Point 8 “seize the economic opportunities that a clean, green reputation provides;” short term, sort of, but long term we need to go beyond the strictures of economic thought; as it is too dangerous at too many different levels.

Point 9 suffers from the same issues as point 8 above:
“create green jobs in the low-carbon economy while managing risks for workers and communities currently reliant on carbon-intensive sectors;”.

We need to go beyond the notion of jobs. Real flourishing will occur when people have the freedom to contribute in whatever manner they responsibly choose.

Point 10 I wholeheartedly endorse the first part of:
“recognise the alarming trend in species decline and global biodiversity crisis, including the decline in Aotearoa’s indigenous biodiversity, and acknowledge New Zealand’s strategic framework for the protection and restoration of biodiversity Te Mana o te Taiao;” but the current strategic framework for the “protection and restoration” is woefully inadequate to the task.

Acknowledging that we are part of the network of life on this planet, and not separate from it, is part of basic biology and is “survival 101” in a very real sense.

Sure – human life comes first, and taking care of all life is part of ensuring our survival in the long term – and that requires some depths of study into mathematics and biology and physics to start to get a reasonable handle on just how deeply complex it really is.

Point 11 – “note that the government will take further steps towards reducing and eliminating waste;” is always something every level of agency needs to periodically consider; and is not as stated particularly relevant to climate.

We do need to be conscious of the full “life-cycle” impacts of any and all choices and technologies we implement. And that is a sufficiently complex subject that there will always be uncertainties requiring “course corrections”.

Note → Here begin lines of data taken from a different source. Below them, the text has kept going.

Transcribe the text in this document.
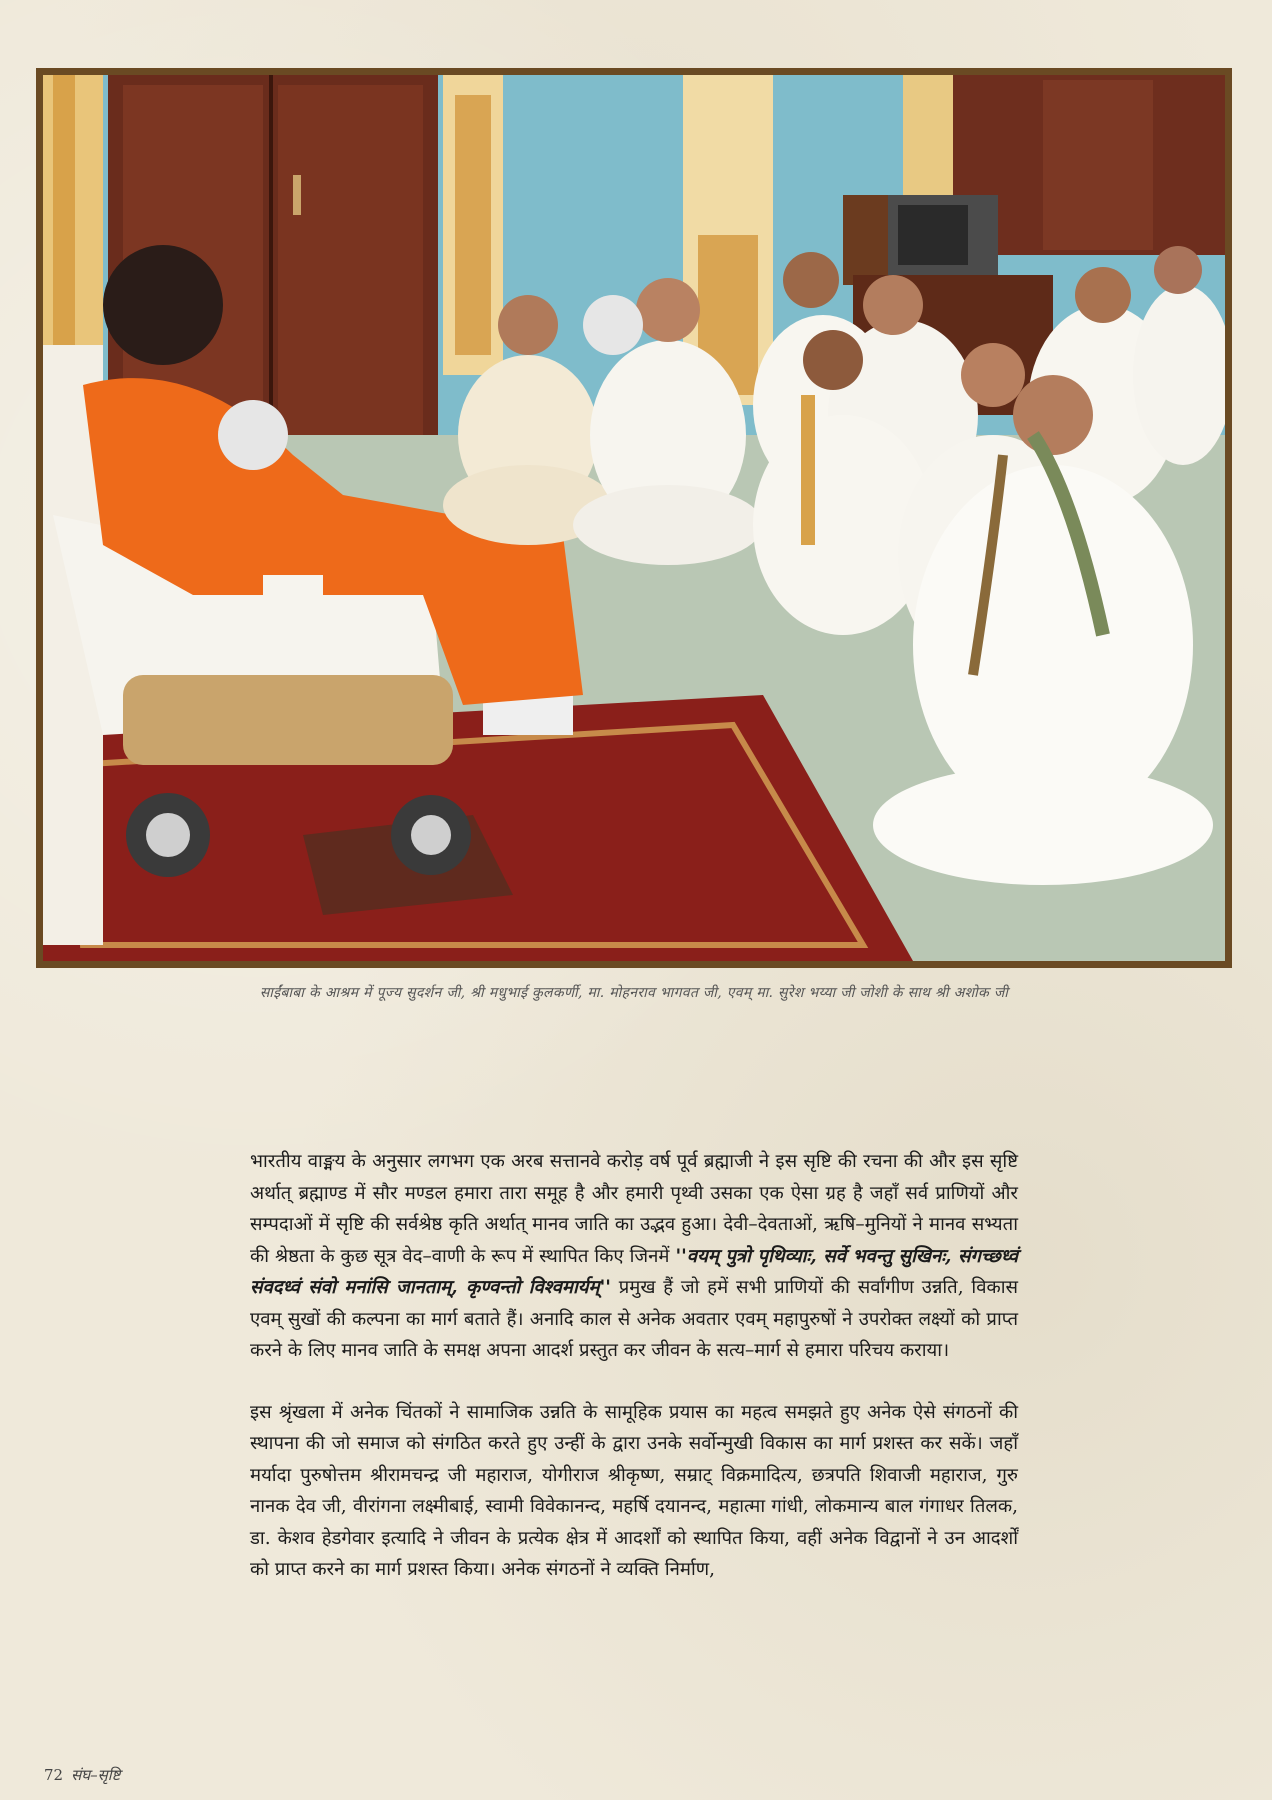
साईंबाबा के आश्रम में पूज्य सुदर्शन जी, श्री मधुभाई कुलकर्णी, मा. मोहनराव भागवत जी, एवम् मा. सुरेश भय्या जी जोशी के साथ श्री अशोक जी

भारतीय वाङ्मय के अनुसार लगभग एक अरब सत्तानवे करोड़ वर्ष पूर्व ब्रह्माजी ने इस सृष्टि की रचना की और इस सृष्टि अर्थात् ब्रह्माण्ड में सौर मण्डल हमारा तारा समूह है और हमारी पृथ्वी उसका एक ऐसा ग्रह है जहाँ सर्व प्राणियों और सम्पदाओं में सृष्टि की सर्वश्रेष्ठ कृति अर्थात् मानव जाति का उद्भव हुआ। देवी–देवताओं, ऋषि–मुनियों ने मानव सभ्यता की श्रेष्ठता के कुछ सूत्र वेद–वाणी के रूप में स्थापित किए जिनमें ''वयम् पुत्रो पृथिव्याः, सर्वे भवन्तु सुखिनः, संगच्छध्वं संवदध्वं संवो मनांसि जानताम्, कृण्वन्तो विश्वमार्यम्'' प्रमुख हैं जो हमें सभी प्राणियों की सर्वांगीण उन्नति, विकास एवम् सुखों की कल्पना का मार्ग बताते हैं। अनादि काल से अनेक अवतार एवम् महापुरुषों ने उपरोक्त लक्ष्यों को प्राप्त करने के लिए मानव जाति के समक्ष अपना आदर्श प्रस्तुत कर जीवन के सत्य–मार्ग से हमारा परिचय कराया।

इस श्रृंखला में अनेक चिंतकों ने सामाजिक उन्नति के सामूहिक प्रयास का महत्व समझते हुए अनेक ऐसे संगठनों की स्थापना की जो समाज को संगठित करते हुए उन्हीं के द्वारा उनके सर्वोन्मुखी विकास का मार्ग प्रशस्त कर सकें। जहाँ मर्यादा पुरुषोत्तम श्रीरामचन्द्र जी महाराज, योगीराज श्रीकृष्ण, सम्राट् विक्रमादित्य, छत्रपति शिवाजी महाराज, गुरु नानक देव जी, वीरांगना लक्ष्मीबाई, स्वामी विवेकानन्द, महर्षि दयानन्द, महात्मा गांधी, लोकमान्य बाल गंगाधर तिलक, डा. केशव हेडगेवार इत्यादि ने जीवन के प्रत्येक क्षेत्र में आदर्शों को स्थापित किया, वहीं अनेक विद्वानों ने उन आदर्शों को प्राप्त करने का मार्ग प्रशस्त किया। अनेक संगठनों ने व्यक्ति निर्माण,

72 संघ–सृष्टि
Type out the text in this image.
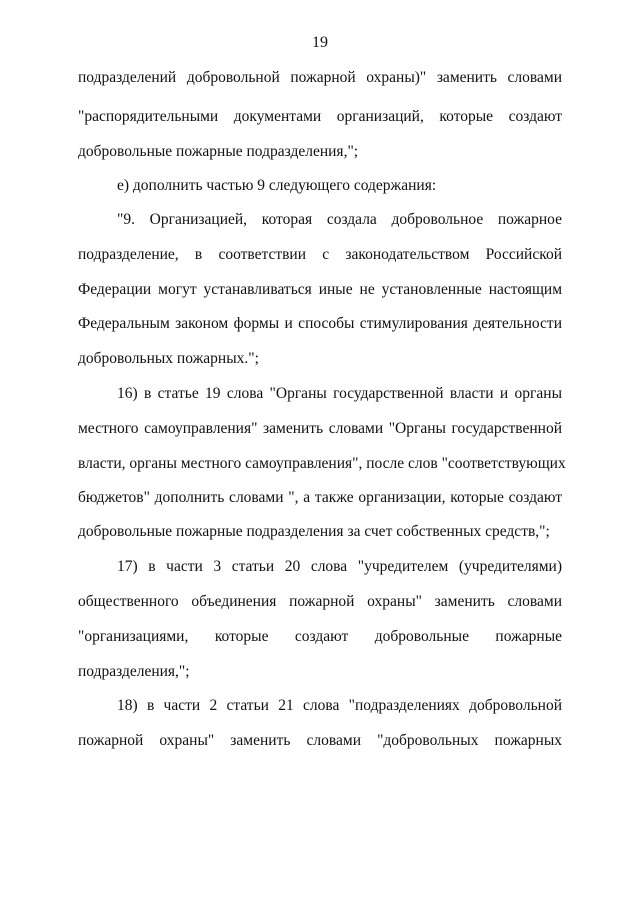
19
подразделений добровольной пожарной охраны)" заменить словами
"распорядительными документами организаций, которые создают
добровольные пожарные подразделения,";
е) дополнить частью 9 следующего содержания:
"9. Организацией, которая создала добровольное пожарное
подразделение, в соответствии с законодательством Российской
Федерации могут устанавливаться иные не установленные настоящим
Федеральным законом формы и способы стимулирования деятельности
добровольных пожарных.";
16) в статье 19 слова "Органы государственной власти и органы
местного самоуправления" заменить словами "Органы государственной
власти, органы местного самоуправления", после слов "соответствующих
бюджетов" дополнить словами ", а также организации, которые создают
добровольные пожарные подразделения за счет собственных средств,";
17) в части 3 статьи 20 слова "учредителем (учредителями)
общественного объединения пожарной охраны" заменить словами
"организациями, которые создают добровольные пожарные
подразделения,";
18) в части 2 статьи 21 слова "подразделениях добровольной
пожарной охраны" заменить словами "добровольных пожарных
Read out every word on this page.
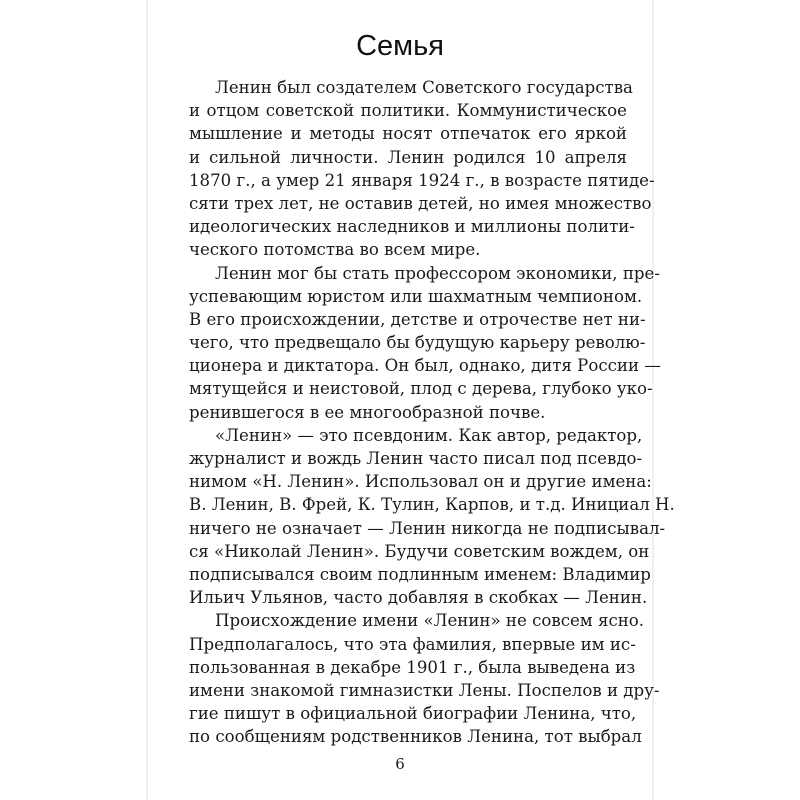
Семья

Ленин был создателем Советского государства
и отцом советской политики. Коммунистическое
мышление и методы носят отпечаток его яркой
и сильной личности. Ленин родился 10 апреля
1870 г., а умер 21 января 1924 г., в возрасте пятиде-
сяти трех лет, не оставив детей, но имея множество
идеологических наследников и миллионы полити-
ческого потомства во всем мире.

Ленин мог бы стать профессором экономики, пре-
успевающим юристом или шахматным чемпионом.
В его происхождении, детстве и отрочестве нет ни-
чего, что предвещало бы будущую карьеру револю-
ционера и диктатора. Он был, однако, дитя России —
мятущейся и неистовой, плод с дерева, глубоко уко-
ренившегося в ее многообразной почве.

«Ленин» — это псевдоним. Как автор, редактор,
журналист и вождь Ленин часто писал под псевдо-
нимом «Н. Ленин». Использовал он и другие имена:
В. Ленин, В. Фрей, К. Тулин, Карпов, и т.д. Инициал Н.
ничего не означает — Ленин никогда не подписывал-
ся «Николай Ленин». Будучи советским вождем, он
подписывался своим подлинным именем: Владимир
Ильич Ульянов, часто добавляя в скобках — Ленин.

Происхождение имени «Ленин» не совсем ясно.
Предполагалось, что эта фамилия, впервые им ис-
пользованная в декабре 1901 г., была выведена из
имени знакомой гимназистки Лены. Поспелов и дру-
гие пишут в официальной биографии Ленина, что,
по сообщениям родственников Ленина, тот выбрал

6
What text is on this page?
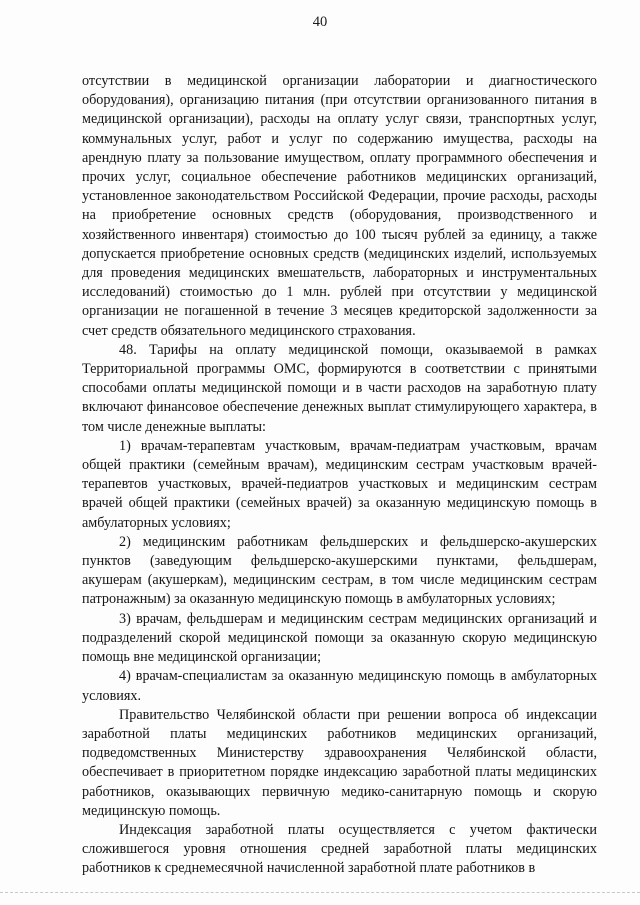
40

отсутствии в медицинской организации лаборатории и диагностического оборудования), организацию питания (при отсутствии организованного питания в медицинской организации), расходы на оплату услуг связи, транспортных услуг, коммунальных услуг, работ и услуг по содержанию имущества, расходы на арендную плату за пользование имуществом, оплату программного обеспечения и прочих услуг, социальное обеспечение работников медицинских организаций, установленное законодательством Российской Федерации, прочие расходы, расходы на приобретение основных средств (оборудования, производственного и хозяйственного инвентаря) стоимостью до 100 тысяч рублей за единицу, а также допускается приобретение основных средств (медицинских изделий, используемых для проведения медицинских вмешательств, лабораторных и инструментальных исследований) стоимостью до 1 млн. рублей при отсутствии у медицинской организации не погашенной в течение 3 месяцев кредиторской задолженности за счет средств обязательного медицинского страхования.

48. Тарифы на оплату медицинской помощи, оказываемой в рамках Территориальной программы ОМС, формируются в соответствии с принятыми способами оплаты медицинской помощи и в части расходов на заработную плату включают финансовое обеспечение денежных выплат стимулирующего характера, в том числе денежные выплаты:

1) врачам-терапевтам участковым, врачам-педиатрам участковым, врачам общей практики (семейным врачам), медицинским сестрам участковым врачей-терапевтов участковых, врачей-педиатров участковых и медицинским сестрам врачей общей практики (семейных врачей) за оказанную медицинскую помощь в амбулаторных условиях;

2) медицинским работникам фельдшерских и фельдшерско-акушерских пунктов (заведующим фельдшерско-акушерскими пунктами, фельдшерам, акушерам (акушеркам), медицинским сестрам, в том числе медицинским сестрам патронажным) за оказанную медицинскую помощь в амбулаторных условиях;

3) врачам, фельдшерам и медицинским сестрам медицинских организаций и подразделений скорой медицинской помощи за оказанную скорую медицинскую помощь вне медицинской организации;

4) врачам-специалистам за оказанную медицинскую помощь в амбулаторных условиях.

Правительство Челябинской области при решении вопроса об индексации заработной платы медицинских работников медицинских организаций, подведомственных Министерству здравоохранения Челябинской области, обеспечивает в приоритетном порядке индексацию заработной платы медицинских работников, оказывающих первичную медико-санитарную помощь и скорую медицинскую помощь.

Индексация заработной платы осуществляется с учетом фактически сложившегося уровня отношения средней заработной платы медицинских работников к среднемесячной начисленной заработной плате работников в
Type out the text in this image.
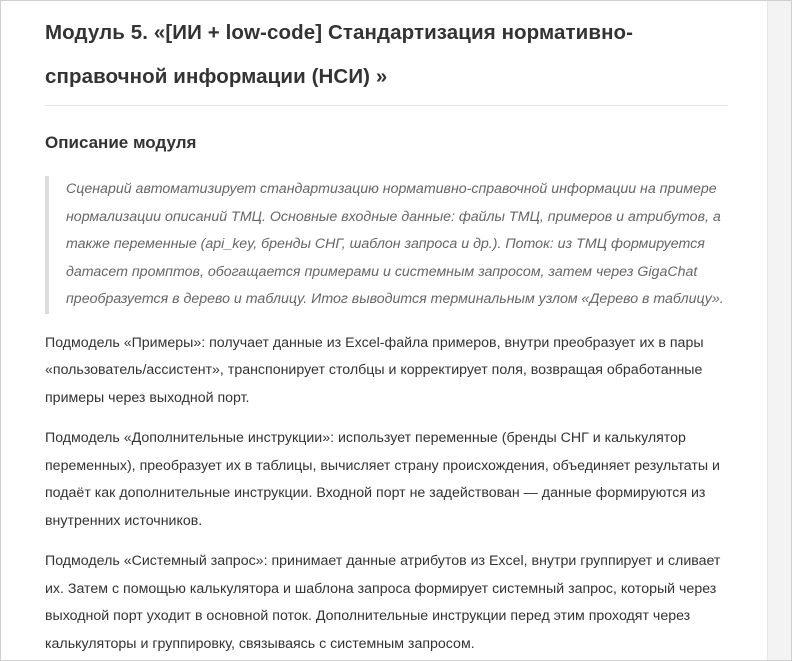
Модуль 5. «[ИИ + low-code] Стандартизация нормативно-справочной информации (НСИ) »
Описание модуля
Сценарий автоматизирует стандартизацию нормативно-справочной информации на примере нормализации описаний ТМЦ. Основные входные данные: файлы ТМЦ, примеров и атрибутов, а также переменные (api_key, бренды СНГ, шаблон запроса и др.). Поток: из ТМЦ формируется датасет промптов, обогащается примерами и системным запросом, затем через GigaChat преобразуется в дерево и таблицу. Итог выводится терминальным узлом «Дерево в таблицу».

Подмодель «Примеры»: получает данные из Excel-файла примеров, внутри преобразует их в пары «пользователь/ассистент», транспонирует столбцы и корректирует поля, возвращая обработанные примеры через выходной порт.

Подмодель «Дополнительные инструкции»: использует переменные (бренды СНГ и калькулятор переменных), преобразует их в таблицы, вычисляет страну происхождения, объединяет результаты и подаёт как дополнительные инструкции. Входной порт не задействован — данные формируются из внутренних источников.

Подмодель «Системный запрос»: принимает данные атрибутов из Excel, внутри группирует и сливает их. Затем с помощью калькулятора и шаблона запроса формирует системный запрос, который через выходной порт уходит в основной поток. Дополнительные инструкции перед этим проходят через калькуляторы и группировку, связываясь с системным запросом.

Point 12 “show leadership and demonstrate what is possible to other sectors of the New Zealand economy by reducing the government’s own emissions and becoming a carbon-neutral government by 2025” seems to me to be dangerous if taken as a narrow focus.

Certainly we need to have effective action by 2025, but that action needs to be at the macro scale, not the micro. Giving bureaucracies a micro-focus is almost certainly a guarantee of failure. We need to be conscious of our micro actions, and the major focus needs to be the big picture.

We need a global replacement set of technologies for oil that do actually deliver security and freedom to every person on the planet (and that necessarily implies ecological responsibility).

Anything less than that is guaranteed to fail – at some point in the not too distant future.

So I am a yes to acknowledging that the problem is real and urgent, but the strategy provided cannot (to my understanding) actually avert the crisis.

The crisis is much deeper than climate.

The climate crisis is one tiny outgrowth of a crisis inherent in the economic systems we have at present. And many of the systems currently essential to our survival are currently deeply embedded in that economic system, so it is not a simple matter of turning off the system; it is something vastly and deeply more complex.

The future of humanity is, and always has been, deeply reliant on our ability to cooperate.

The nature of the technologies we have developed over the last 80 years now demand of each and every one of us that we take that cooperation to the highest level possible.

And that demands that every individual actually does get to experience the real benefits, real security, and real freedom, that are possible.

The very real Climate Emergency can be a tool to get us there, or we face extinction from a host of causes (of which Climate change is the least scary).

I am actually cautiously optimistic that we will actually survive, and it could all very easily go terribly badly.

It will take real choices, real hardships, from many of us; to actually make this work.